I am intending to work with some public transcriptome data from a study GSE61476. I actually do not want to download the data in our HPC or even on my local computer. I have a script that usually pings the FTP server of the EBI FTP archive and pulls the fastq for the SRA data. However am unable to understand if this data is there in the EBI FTP archive or not. Is there a portal in EBI where I can search for the SRR/ERR/DRR ids that lead me to the proper FTP locations for this data? I have a feeling that I am missing something since I see in this link that the fastq files are there but the column for the FTP submitted is blank. Does that mean that EBI has not put it in their public FTP server the fastq for this study? Is there a way to have this data somewhere in EBI ftp link which I am missing so that I can download them on the fly and perform quantification?
I was expecting to have for this particular study something from here
Am I missing something or this data is not yet in the public FTP of EBI archive? Also if it's there then how do find the corresponding SRR/ERR/DRR id that leads me to that FTP folder? If anyone has some suggestions it would be great.
thank you very much so probably I have to use the XML accession code and these data is not yet deposited in the EBI FTP archive which I am interested in. This is what I understand then.

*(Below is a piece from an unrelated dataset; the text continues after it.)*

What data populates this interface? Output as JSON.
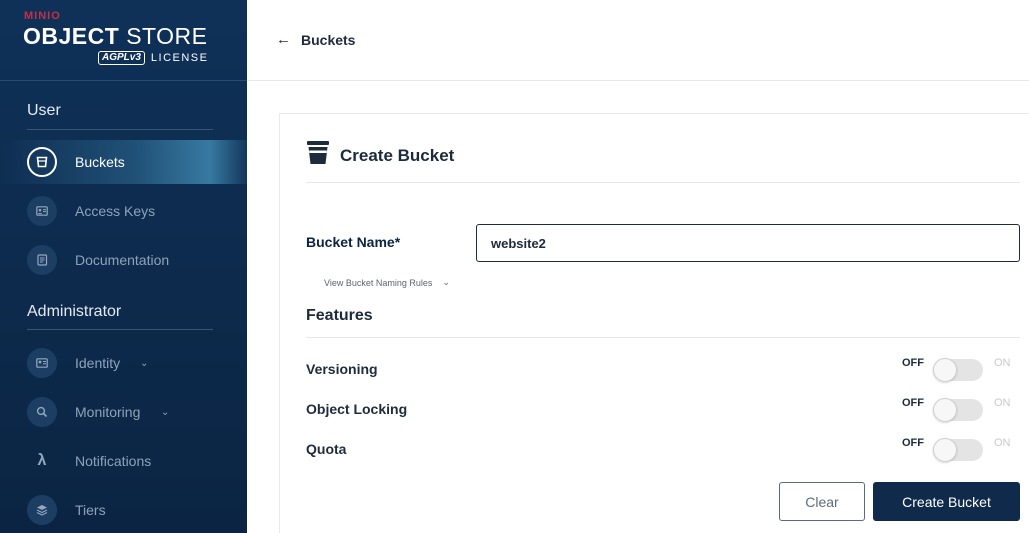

Hi, Not a direct answer but may be of help. I like SRA run selector very much, It gives all information about the study in one place (cases,control, insertsizes.... ). For example (https://www.ncbi.nlm.nih.gov/Traces/study/?acc=GSE61476&go=go) . For download all is needed is the column RUN of the exported file (SRR ids). The URLs for downloaded can be constructed by a script using the SRR ids has explained here from ENA database.